Una rinnovata incursione che rafforzerebbe la già triennale presenza militare della Turchia in Siria potrebbe anche dare una svolta al miglioramento delle relazioni con gli Stati Uniti grazie al sostegno turco all’Ucraina e agli sforzi per mediare la fine della crisi innescata dall’invasione russa.
La Turchia ha rallentato la sua incursione iniziale in Siria dopo che l’allora Presidente degli Stati Uniti Donald J. Trump ha minacciato di ‘distruggere e cancellare’ l’economia turca.
Il Dipartimento di Stato ha avvertito questa settimana che una rinnovata incursione avrebbe ‘minato la stabilità regionale’.
Il rilancio delle vendite di armi statunitensi farebbe molto per consolidare le relazioni migliorate e sminuire il significato dell’acquisizione da parte della Turchia del sistema antimissilistico S-400 russo, anche se l’opposizione della Turchia all’adesione della Scandinavia avrà un effetto duraturo sulla fiducia. Gli Stati Uniti hanno espulso la Turchia dal suo programma F-35 in risposta all’acquisizione.

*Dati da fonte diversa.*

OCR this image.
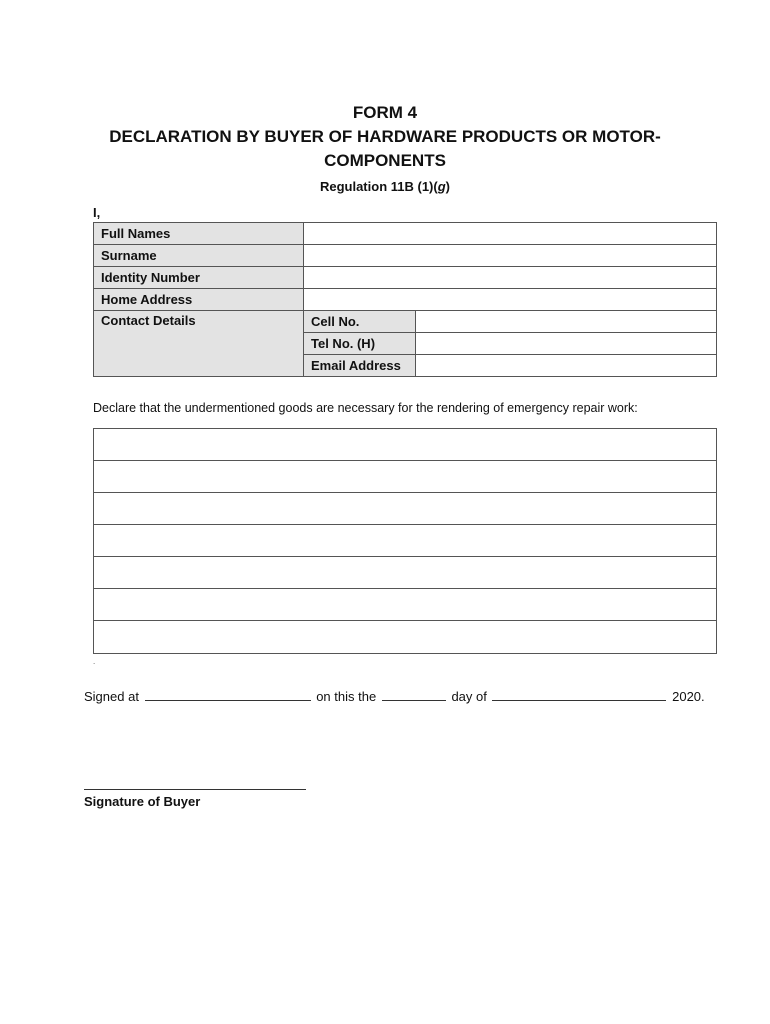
FORM 4
DECLARATION BY BUYER OF HARDWARE PRODUCTS OR MOTOR-COMPONENTS
Regulation 11B (1)(g)
I,
Full Names		
Surname		
Identity Number		
Home Address		
Contact Details	Cell No.	
	Tel No. (H)	
	Email Address	
Declare that the undermentioned goods are necessary for the rendering of emergency repair work:
.
Signed at	on this the	day of	2020.
Signature of Buyer
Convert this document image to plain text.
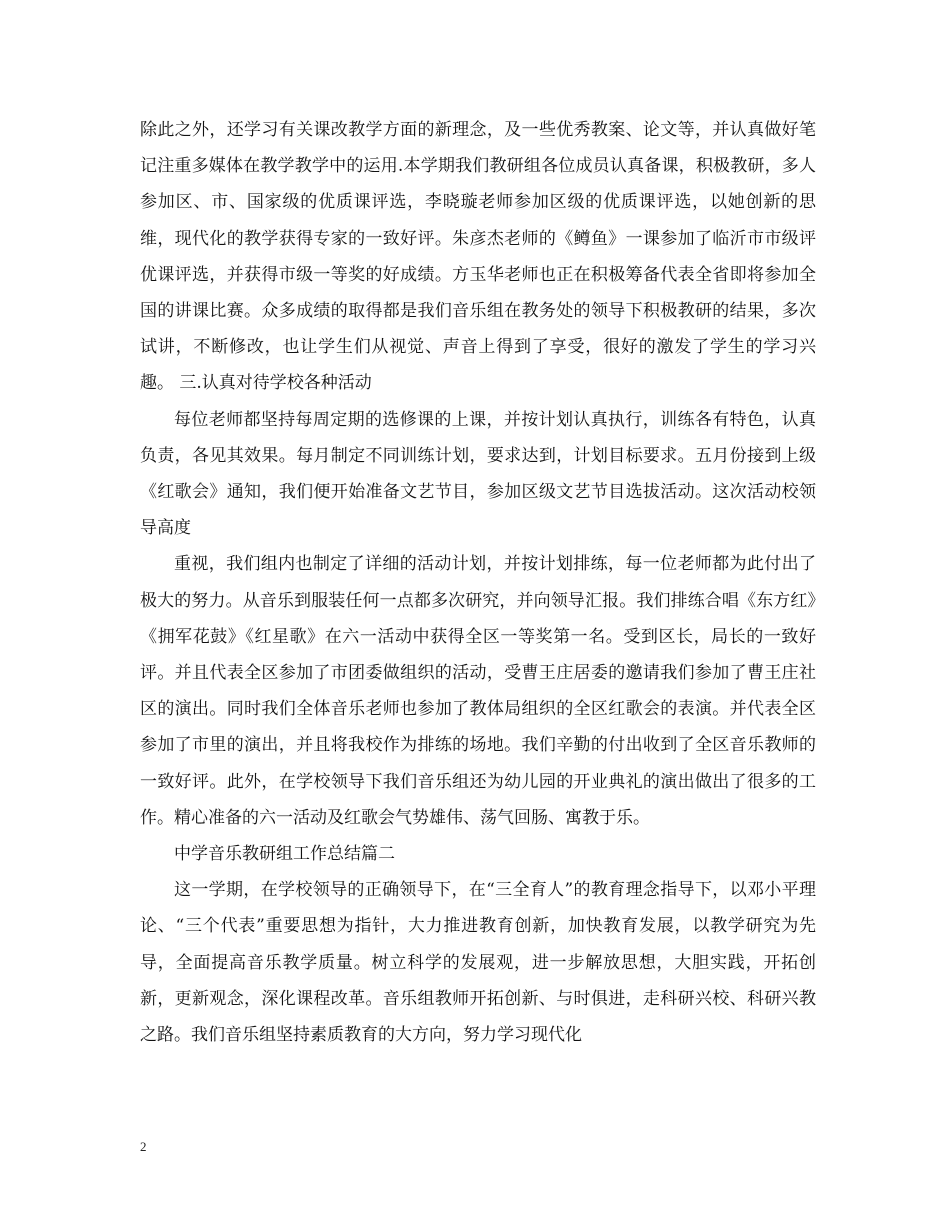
除此之外，还学习有关课改教学方面的新理念，及一些优秀教案、论文等，并认真做好笔记注重多媒体在教学教学中的运用.本学期我们教研组各位成员认真备课，积极教研，多人参加区、市、国家级的优质课评选，李晓璇老师参加区级的优质课评选，以她创新的思维，现代化的教学获得专家的一致好评。朱彦杰老师的《鳟鱼》一课参加了临沂市市级评优课评选，并获得市级一等奖的好成绩。方玉华老师也正在积极筹备代表全省即将参加全国的讲课比赛。众多成绩的取得都是我们音乐组在教务处的领导下积极教研的结果，多次试讲，不断修改，也让学生们从视觉、声音上得到了享受，很好的激发了学生的学习兴趣。 三.认真对待学校各种活动

每位老师都坚持每周定期的选修课的上课，并按计划认真执行，训练各有特色，认真负责，各见其效果。每月制定不同训练计划，要求达到，计划目标要求。五月份接到上级《红歌会》通知，我们便开始准备文艺节目，参加区级文艺节目选拔活动。这次活动校领导高度

重视，我们组内也制定了详细的活动计划，并按计划排练，每一位老师都为此付出了极大的努力。从音乐到服装任何一点都多次研究，并向领导汇报。我们排练合唱《东方红》《拥军花鼓》《红星歌》在六一活动中获得全区一等奖第一名。受到区长，局长的一致好评。并且代表全区参加了市团委做组织的活动，受曹王庄居委的邀请我们参加了曹王庄社区的演出。同时我们全体音乐老师也参加了教体局组织的全区红歌会的表演。并代表全区参加了市里的演出，并且将我校作为排练的场地。我们辛勤的付出收到了全区音乐教师的一致好评。此外，在学校领导下我们音乐组还为幼儿园的开业典礼的演出做出了很多的工作。精心准备的六一活动及红歌会气势雄伟、荡气回肠、寓教于乐。

中学音乐教研组工作总结篇二

这一学期，在学校领导的正确领导下，在“三全育人”的教育理念指导下，以邓小平理论、“三个代表”重要思想为指针，大力推进教育创新，加快教育发展，以教学研究为先导，全面提高音乐教学质量。树立科学的发展观，进一步解放思想，大胆实践，开拓创新，更新观念，深化课程改革。音乐组教师开拓创新、与时俱进，走科研兴校、科研兴教之路。我们音乐组坚持素质教育的大方向，努力学习现代化

2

Questa settimana, Erdogan sembrava ampliare la controversia nella NATO dopo che il primo ministro greco Kyriakos Mitsotakis ha fatto pressioni sul Congresso degli Stati Uniti contro le vendite militari alla Turchia. “Mitsotakis non esiste più per me. Non accetterò mai di incontrarlo”, ha detto Erdogan, facendo presente che le pressioni di Mitostakis hanno violato un accordo tra i due uomini “di non coinvolgere Paesi terzi nelle nostre questioni bilaterali”.
Le vendite di armi statunitensi avrebbero anche un impatto sulle relazioni turco-russe, anche se la Turchia, contrariamente alla maggior parte dei membri della NATO, continuerà a cercare di bilanciare le sue relazioni ed evitare una spaccatura aperta con Mosca o Washington.
“Il revisionismo geopolitico della Russia è destinato a portare la Turchia e l’Occidente relativamente più vicini in materia geopolitica e strategica, a condizione che l’attuale blocco della Turchia alla candidatura di Svezia e Finlandia all’adesione alla NATO venga risolto in un futuro non troppo lontano”, ha affermato lo studioso turco Galip Dalay.
La scommessa sull’Alleanza Atlantica della Turchia è un gioco di poker ad alto rischio, dato che la Russia è tanto un partner quanto una minaccia per Ankara.
La NATO è l’ultimo scudo della Turchia contro l’espansionismo civilizzato russo. Il sostegno russo nel 2008 alle regioni irredentiste della Georgia e l’annessione della Crimea nel 2014 hanno creato un cuscinetto tra Turchia e Ucraina e complicati accordi tra Turchia e Russia nel Mar Nero.
Tuttavia, Erdogan rischia di alimentare un dibattito sull’adesione della Turchia alla NATO, proprio come l’opposizione del primo ministro Victor Orban a un embargo europeo dell’energia russa ha sollevato interrogativi sul posto dell’Ungheria nell’UE.
‘La Turchia di Erdogan appartiene alla NATO?’ hanno chiesto all’ex candidato alla vicepresidenza degli Stati Uniti Joe Lieberman e a Mark D. Wallace, un ex senatore, in un intervento sul Wall Street Journal. A differenza di Finlandia e Svezia, i i due hanno notato che la Turchia non soddisferebbe i requisiti di democrazia della NATO se avesse presentato domanda di adesione oggi.
“La Turchia è un membro della NATO, ma sotto Erdogan non aderisce più ai valori che stanno alla base di questa grande alleanza. L’articolo 13 della Carta della NATO prevede un meccanismo per il ritiro dei membri. Forse è tempo di modificare l’articolo 13 in stabilire una procedura per l’espulsione di una nazione membro”, hanno scritto Lieberman e Wallace sostenendo implicitamente che ribaltare la situazione sulla Turchia costringerebbe il complicato membro della NATO a rimettersi in riga.
In aggiunta a ciò, l’eminente giornalista e analista turco Cengiz Candar ha avvertito che “cedere alle richieste di Ankara equivale a lasciare che un autocrate progetti l’architettura di sicurezza dell’Europa e dia forma al futuro del sistema occidentale”.